In Cavalier Convenience
, the driver of a car was injured in a collision with an allegedly intoxicated 17-year-old. Sarvis sued the 17-year-old driver as well as two stores that allegedly sold the teenager alcoholic beverages. The trial court refused to allow the stores to apportion damages to the 17-year-old because Sarvis was not partially at fault. The Court of Appeals reversed, finding that the plain language of the amended statute allows apportionment even when the plaintiff was not himself negligent. The Georgia Supreme Court accepted the case for review but the matter settled before the appeal was resolved. Consequently, the holding in Cavalier
remains valid but may be challenged if the Georgia Supreme Court is presented with the issue again.
drew the attention of the plaintiff’s bar which filed an amicus brief in the Court of Appeals contending that apportionment would be improper as a matter of public policy because it could result in a jury finding the driver 100% at fault and absolving the stores of liability despite their wrongful conduct. The Court of Appeals noted this concern, but reasoned that it cannot rewrite the statute.
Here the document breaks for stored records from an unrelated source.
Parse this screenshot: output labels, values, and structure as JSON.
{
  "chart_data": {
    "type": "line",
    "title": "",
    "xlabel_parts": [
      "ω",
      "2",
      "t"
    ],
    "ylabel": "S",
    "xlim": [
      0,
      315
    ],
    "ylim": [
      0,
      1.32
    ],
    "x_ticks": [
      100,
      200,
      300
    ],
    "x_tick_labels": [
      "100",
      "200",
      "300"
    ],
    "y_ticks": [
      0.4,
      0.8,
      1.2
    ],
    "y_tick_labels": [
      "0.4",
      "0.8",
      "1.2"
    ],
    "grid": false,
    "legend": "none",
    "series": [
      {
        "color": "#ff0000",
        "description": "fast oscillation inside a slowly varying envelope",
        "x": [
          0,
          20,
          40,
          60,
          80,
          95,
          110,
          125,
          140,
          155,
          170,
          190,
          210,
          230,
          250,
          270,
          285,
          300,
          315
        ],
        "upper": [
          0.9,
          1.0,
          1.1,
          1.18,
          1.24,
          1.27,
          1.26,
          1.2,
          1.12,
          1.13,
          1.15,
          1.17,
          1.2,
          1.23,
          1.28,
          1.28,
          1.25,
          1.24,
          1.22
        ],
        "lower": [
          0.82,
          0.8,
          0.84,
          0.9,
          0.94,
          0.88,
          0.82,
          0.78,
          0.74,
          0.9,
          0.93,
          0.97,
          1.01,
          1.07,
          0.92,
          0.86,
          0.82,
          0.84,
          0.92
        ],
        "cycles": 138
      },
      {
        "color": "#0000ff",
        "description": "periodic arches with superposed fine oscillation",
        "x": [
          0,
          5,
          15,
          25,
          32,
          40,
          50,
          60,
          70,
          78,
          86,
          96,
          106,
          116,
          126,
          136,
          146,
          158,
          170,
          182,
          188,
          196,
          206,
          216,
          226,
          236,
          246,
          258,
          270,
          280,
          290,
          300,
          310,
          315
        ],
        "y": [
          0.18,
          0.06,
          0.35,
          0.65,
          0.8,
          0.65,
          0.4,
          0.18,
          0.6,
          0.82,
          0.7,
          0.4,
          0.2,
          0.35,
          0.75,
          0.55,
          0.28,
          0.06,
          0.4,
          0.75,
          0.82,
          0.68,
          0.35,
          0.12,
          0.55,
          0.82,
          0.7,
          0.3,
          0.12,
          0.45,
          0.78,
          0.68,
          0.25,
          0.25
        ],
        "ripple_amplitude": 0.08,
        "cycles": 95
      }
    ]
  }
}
A subsequent jury verdict from August 2010 confirmed the fear expressed by the plaintiff’s bar and shows the benefit of apportionment to defendants. Hagan v. Miles Properties
was a death case brought against the owner of an apartment complex where a shooting occurred. In light of Cavalier
, the trial court allowed the owner to seek apportionment with the shooter. The DeKalb County jury awarded $184,192 to the victim’s mother but apportioned the damages almost entirely to the criminal actors, assigning 95% of the fault to the criminals and just 5% to the apartment owner. Given this verdict, it is clear that Cavalier
provides defense counsel another arrow in their quiver to reduce liability. This additional weapon may, however, come with a cost.
In McReynolds v. Krebs
, decided by the Court of Appeals in November 2010, a passenger who was injured in a car crash sued the driver of the other vehicle as well as the car’s manufacture (GM), contending that the vehicle’s design contributed to her injuries. After GM settled, the other driver sought to apportion damages between himself and GM. The trial court and the Court of Appeals found that the driver was entitled to seek apportionment but that GM was not required to remain in the suit. But, because apportionment allowed the driver to reduce his liability to his own percentage of fault, the driver was not entitled to any contribution from GM nor any set-off for the payments made by GM. The trial, in other words, was the driver’s only
opportunity to present evidence of the fault of others, eliminating any right to contribution following the verdict.
The driver did not present evidence of liability by GM, and therefore was not allowed to hold GM responsible for any portion of the jury’s ultimate $1.2 million award. The failure to present evidence of GM’s negligence is understandable because developing such evidence would have required him to prepare and present his own product liability case against GM in the context of defending the tort action brought by the plaintiff. Such an effort would have been an expensive undertaking with the only benefit being a potential reduction of liability if he established GM’s partial responsibility. Given the size of the verdict, and with the unfair benefit of hindsight, the effort may have been warranted.
The potential fallout from McReynolds
is that despite the Tort Reform’s benefit in allowing apportionment, defendants must now weigh the need to thoroughly develop evidence establishing that other parties are at least partially responsible for the plaintiff’s injuries. Failure to consider apportionment during the defense of a tort action may result in the inability to seek contribution from others responsible for the plaintiff’s damages in a subsequent suit.